Кристина закрыла глаза.
Бежать… бежать… бежать…
Догонит.
— Тебе? — её голос окончательно осип.
— Да! А ты ещё не поняла? Хотя в этом я с тобой солидарен — я тоже не сразу понял. Иначе бы бросился по твоему следу, нашёл тебя, шестнадцатилетнюю, и ты давно бы жила со мной и нарожала бы уже мне детишек! И мне бы не пришлось сейчас оттаскивать от тебя мужика, жадно вылизывающего твои сочные складочки!
Его слова обрушивались на Кристину камнепадом. И не было от них спасения.
— Хватит…
— Что хватит, девочка? С чего столь резкое желание прекратить разговор? Так мы его только начали! И, кстати, нажми на кнопку на кофеварке, будь любезна.
Кристина, цепляясь за край столешницы, подошла к машинке и запустила её. Девушка стояла спиной к мужчине, что пылающим взглядом вспарывал кожу на её теле, обнажая душу.
— Мне продолжать разговаривать с твоей спиной, Кристина?

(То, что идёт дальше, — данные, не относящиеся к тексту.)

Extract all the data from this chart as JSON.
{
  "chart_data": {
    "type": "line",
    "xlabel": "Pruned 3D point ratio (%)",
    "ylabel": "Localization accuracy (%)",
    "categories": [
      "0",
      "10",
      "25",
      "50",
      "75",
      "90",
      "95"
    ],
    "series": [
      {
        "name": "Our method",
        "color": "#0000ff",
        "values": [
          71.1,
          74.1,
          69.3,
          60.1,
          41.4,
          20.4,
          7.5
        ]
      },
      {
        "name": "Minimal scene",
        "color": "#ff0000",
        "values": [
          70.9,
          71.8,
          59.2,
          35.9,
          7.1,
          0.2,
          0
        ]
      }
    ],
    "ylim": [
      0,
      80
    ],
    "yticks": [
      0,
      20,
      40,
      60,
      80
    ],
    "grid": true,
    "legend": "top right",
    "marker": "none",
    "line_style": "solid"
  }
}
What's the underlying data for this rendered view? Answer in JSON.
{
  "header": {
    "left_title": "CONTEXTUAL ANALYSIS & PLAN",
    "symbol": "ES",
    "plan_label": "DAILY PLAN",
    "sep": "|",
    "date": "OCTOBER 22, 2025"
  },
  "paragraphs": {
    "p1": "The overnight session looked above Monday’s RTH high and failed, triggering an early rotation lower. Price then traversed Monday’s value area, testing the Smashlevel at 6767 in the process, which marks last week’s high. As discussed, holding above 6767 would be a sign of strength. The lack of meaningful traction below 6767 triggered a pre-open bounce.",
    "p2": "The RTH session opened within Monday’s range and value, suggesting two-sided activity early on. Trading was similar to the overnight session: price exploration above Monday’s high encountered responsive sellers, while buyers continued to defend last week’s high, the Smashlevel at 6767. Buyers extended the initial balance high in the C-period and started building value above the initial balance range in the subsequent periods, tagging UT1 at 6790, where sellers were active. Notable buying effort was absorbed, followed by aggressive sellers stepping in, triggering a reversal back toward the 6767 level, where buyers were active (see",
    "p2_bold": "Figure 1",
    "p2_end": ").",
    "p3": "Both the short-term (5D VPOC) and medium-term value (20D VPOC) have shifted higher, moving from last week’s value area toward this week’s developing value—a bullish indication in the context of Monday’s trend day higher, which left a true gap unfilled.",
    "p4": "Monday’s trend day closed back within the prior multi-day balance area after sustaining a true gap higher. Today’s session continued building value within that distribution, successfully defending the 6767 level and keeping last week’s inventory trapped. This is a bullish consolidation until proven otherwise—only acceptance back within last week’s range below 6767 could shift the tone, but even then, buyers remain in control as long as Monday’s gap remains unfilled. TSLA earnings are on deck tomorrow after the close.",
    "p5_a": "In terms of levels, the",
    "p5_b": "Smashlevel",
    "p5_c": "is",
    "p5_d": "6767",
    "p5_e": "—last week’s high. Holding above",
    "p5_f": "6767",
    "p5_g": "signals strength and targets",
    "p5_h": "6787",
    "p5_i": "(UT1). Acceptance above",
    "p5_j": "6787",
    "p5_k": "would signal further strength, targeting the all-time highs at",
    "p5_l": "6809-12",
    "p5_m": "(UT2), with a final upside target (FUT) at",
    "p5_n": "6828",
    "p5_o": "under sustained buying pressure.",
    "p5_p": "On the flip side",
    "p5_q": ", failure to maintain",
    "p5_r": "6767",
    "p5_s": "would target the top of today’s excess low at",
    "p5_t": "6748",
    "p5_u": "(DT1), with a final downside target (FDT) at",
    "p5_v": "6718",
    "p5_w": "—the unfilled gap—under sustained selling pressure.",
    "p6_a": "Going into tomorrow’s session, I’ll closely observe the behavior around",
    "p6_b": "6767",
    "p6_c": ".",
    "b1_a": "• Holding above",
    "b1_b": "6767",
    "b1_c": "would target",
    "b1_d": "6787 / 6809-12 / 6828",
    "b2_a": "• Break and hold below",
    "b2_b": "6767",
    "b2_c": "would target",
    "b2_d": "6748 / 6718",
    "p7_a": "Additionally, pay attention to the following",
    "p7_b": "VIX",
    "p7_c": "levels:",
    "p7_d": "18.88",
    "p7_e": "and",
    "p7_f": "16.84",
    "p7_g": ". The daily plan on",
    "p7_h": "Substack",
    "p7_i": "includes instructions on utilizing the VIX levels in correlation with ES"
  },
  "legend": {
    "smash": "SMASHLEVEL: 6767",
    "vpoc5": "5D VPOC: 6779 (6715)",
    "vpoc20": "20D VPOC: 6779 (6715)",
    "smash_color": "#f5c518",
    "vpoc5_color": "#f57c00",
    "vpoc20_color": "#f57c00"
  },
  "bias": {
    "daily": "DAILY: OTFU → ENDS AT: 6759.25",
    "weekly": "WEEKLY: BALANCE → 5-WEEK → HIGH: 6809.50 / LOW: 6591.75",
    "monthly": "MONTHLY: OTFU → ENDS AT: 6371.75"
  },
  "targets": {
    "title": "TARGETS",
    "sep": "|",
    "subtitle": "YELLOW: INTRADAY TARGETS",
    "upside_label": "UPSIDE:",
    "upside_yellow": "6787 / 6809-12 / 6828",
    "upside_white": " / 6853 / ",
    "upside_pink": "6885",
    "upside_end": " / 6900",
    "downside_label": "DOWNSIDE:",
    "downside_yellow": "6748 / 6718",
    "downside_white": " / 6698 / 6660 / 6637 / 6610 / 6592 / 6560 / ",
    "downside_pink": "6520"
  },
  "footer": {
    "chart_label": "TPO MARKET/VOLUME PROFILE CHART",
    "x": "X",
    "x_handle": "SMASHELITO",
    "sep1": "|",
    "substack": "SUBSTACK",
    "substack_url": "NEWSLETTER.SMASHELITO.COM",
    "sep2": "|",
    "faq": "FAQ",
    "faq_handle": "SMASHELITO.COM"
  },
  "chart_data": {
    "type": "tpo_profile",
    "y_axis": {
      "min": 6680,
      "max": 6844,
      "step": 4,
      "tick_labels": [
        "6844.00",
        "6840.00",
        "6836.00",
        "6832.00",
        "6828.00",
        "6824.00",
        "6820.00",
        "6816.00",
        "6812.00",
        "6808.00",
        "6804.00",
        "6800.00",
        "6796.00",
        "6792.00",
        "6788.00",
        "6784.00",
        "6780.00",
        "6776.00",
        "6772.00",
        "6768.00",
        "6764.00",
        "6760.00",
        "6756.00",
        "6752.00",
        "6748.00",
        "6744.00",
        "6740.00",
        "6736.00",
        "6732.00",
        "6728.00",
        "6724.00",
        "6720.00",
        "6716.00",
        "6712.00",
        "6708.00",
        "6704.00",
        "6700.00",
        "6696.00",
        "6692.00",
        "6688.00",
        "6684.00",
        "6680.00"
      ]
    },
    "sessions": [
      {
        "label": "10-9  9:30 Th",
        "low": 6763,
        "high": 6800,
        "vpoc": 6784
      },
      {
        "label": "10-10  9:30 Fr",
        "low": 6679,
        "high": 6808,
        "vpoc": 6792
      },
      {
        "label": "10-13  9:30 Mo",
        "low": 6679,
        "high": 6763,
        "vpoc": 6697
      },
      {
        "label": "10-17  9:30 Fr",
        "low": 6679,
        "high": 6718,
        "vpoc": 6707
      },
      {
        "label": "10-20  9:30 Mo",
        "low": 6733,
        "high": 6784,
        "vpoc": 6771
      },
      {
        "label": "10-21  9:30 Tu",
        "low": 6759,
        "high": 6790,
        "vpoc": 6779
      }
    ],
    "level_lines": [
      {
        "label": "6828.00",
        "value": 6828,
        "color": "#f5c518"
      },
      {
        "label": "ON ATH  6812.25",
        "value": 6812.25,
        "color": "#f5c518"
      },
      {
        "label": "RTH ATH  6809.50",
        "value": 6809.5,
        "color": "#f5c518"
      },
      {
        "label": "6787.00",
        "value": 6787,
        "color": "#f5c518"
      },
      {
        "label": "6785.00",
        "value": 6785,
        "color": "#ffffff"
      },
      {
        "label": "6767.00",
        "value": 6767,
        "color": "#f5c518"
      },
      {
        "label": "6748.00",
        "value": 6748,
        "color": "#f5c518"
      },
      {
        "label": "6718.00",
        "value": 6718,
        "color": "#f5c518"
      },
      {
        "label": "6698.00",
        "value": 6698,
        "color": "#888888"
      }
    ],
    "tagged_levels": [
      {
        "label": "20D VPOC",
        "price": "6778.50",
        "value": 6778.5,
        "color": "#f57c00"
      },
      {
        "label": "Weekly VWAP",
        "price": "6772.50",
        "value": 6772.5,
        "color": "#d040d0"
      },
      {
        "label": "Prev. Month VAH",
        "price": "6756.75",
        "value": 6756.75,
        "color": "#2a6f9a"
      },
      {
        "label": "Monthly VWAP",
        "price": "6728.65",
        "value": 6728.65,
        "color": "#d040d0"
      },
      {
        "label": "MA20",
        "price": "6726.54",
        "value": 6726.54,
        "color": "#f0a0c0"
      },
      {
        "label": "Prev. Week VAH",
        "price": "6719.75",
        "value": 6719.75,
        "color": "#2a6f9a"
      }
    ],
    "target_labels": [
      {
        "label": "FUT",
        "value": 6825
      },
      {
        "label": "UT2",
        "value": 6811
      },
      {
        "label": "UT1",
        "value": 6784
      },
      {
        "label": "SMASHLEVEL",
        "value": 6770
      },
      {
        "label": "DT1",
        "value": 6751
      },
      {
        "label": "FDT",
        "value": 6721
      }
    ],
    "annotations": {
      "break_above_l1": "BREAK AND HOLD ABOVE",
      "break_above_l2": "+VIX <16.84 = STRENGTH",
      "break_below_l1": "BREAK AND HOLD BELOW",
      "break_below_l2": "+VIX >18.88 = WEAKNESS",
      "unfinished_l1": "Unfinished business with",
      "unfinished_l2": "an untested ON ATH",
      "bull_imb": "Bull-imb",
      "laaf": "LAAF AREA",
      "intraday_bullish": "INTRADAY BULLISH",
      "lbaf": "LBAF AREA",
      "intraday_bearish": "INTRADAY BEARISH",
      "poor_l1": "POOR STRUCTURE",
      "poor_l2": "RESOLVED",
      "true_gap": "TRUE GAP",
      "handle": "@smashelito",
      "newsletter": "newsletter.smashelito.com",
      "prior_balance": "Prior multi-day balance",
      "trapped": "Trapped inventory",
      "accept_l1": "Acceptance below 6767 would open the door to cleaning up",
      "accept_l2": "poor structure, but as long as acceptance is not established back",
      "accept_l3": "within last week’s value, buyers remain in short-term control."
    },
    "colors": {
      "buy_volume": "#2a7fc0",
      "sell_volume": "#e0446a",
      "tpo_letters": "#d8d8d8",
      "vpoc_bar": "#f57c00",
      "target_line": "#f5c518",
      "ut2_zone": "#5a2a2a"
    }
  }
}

Девушка медленно повернулась. Она поняла — пока он не выговорится, не скажет всё, что считает нужным, не успокоится.
Ей оставалось только молиться Луне, чтобы та дала силы выслушать его.
И принять правду.
«Предназначенную мне…»
Два слова, огненным клеймом отпечатавшиеся у неё в голове.
— Ты хочешь сказать, что я — твоя пара? — кое-как выдавила она из себя.
— Вот именно это я и хочу сказать! — ярости в его голосе не поубавилось не на йоту.
— Понятие пары давно исчезло…
— Ты кого сейчас пытаешься в этом убедить — меня или себя?
Его янтарные глаза сверкали огнем. Опасным огнём. Кристина плавилась под ним, теряя себя.
— Хорошо… хорошо… Допустим, я — твоя пара… Допустим… И ты это понял семь лет назад. Но как ты сейчас узнал, что я — та девушка?
— Серый неплохой художник. Он как-то нарисовал твой портрет.
Семен планомерно уничтожал все пути к отступлению.